Wendy Lyon wendy.lyon at gmail.com
Fri Aug 17 00:09:26 PDT 2012


On 17 August 2012 07:04, Gar Lipow <gar.lipow at gmail.com> wrote:


> Actually under the Vienna convention they have to have an unusually good
> reason.

Which Article are you referring to?


> Think of the all the cases where other nations have NOT done this
> in response to more egregious cases.

That's not a legal principle though. And besides, it works both ways. I can think of a lot of cases where nations have NOT granted asylum in more egregious cases... that has nothing to do with the validity of the case at hand.


> Incidentally, the whole "we arre
> obliged to Sweden to do this" did not seem to apply when Spain wanted
> Pinochet.

I'm not sure the two are really comparable. Pinochet occurred before the European Arrest Warrant came into existence and involved questions of the immunity of heads of state.
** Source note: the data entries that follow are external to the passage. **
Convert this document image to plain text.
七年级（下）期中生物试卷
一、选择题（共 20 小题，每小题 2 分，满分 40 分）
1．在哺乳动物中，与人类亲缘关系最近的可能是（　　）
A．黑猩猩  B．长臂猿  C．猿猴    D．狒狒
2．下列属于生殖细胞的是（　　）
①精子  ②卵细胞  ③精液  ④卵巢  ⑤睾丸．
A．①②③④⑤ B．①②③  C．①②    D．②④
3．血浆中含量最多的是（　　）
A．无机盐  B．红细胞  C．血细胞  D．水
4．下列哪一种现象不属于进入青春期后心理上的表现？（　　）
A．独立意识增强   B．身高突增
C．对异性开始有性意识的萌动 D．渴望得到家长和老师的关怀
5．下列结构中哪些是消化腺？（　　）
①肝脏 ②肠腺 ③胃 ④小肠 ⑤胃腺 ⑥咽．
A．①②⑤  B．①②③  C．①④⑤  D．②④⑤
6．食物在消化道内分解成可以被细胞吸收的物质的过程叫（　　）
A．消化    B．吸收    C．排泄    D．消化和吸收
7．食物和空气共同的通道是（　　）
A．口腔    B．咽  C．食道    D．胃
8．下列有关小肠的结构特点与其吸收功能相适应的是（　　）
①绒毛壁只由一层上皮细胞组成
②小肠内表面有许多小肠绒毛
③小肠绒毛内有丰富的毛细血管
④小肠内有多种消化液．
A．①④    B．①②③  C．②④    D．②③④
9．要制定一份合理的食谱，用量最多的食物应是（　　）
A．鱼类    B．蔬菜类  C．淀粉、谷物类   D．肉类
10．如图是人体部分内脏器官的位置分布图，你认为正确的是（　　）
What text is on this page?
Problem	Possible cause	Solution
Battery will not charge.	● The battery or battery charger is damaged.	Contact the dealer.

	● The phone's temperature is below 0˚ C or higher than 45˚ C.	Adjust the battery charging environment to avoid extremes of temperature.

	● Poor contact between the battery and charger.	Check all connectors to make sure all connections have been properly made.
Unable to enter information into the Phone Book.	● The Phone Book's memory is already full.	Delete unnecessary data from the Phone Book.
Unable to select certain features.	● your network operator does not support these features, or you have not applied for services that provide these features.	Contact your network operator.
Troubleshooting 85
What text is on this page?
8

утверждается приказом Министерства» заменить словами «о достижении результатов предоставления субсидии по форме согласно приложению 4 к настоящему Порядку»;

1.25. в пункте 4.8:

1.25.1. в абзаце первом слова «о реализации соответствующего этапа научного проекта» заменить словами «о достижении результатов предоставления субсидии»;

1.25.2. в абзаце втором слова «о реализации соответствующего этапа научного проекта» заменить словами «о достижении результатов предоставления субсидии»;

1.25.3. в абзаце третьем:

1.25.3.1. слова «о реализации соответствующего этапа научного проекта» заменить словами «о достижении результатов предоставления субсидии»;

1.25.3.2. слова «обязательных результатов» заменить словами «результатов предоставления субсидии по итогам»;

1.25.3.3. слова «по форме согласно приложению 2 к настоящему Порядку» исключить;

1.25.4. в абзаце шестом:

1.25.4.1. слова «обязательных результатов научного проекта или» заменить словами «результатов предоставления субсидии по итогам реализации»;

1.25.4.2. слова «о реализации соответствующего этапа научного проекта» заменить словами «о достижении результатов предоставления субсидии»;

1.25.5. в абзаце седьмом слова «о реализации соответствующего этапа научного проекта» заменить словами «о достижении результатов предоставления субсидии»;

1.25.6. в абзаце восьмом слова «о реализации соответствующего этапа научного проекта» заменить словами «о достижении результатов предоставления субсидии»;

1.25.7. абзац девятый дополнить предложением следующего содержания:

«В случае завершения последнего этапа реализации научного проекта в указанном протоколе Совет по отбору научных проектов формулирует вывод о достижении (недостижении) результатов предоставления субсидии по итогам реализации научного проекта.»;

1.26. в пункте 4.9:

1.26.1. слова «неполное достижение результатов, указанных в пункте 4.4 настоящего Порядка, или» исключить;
Assange is a fundamentally different matter, occurring in a different legal framework.


> Again though Embassies put people out of reach on their own territory all
> the time, as the U.S. did in China as recently as this April.

And again, that doesn't make it a rule of international law that they are entitled to do so without response from the host country.


> I don't agree with those who sneer
> away the rape investigation, but it is pretty obvious that it is being used
> as an excuse to turn Assange over to the U,S. for torture.

I would say it is conceivable, but far from "obvious".

Anyway it seems to be a moot point, as it's just been reported (on my radio anyway) that Britain is now saying they won't enter the embassy, but just won't give safe passage.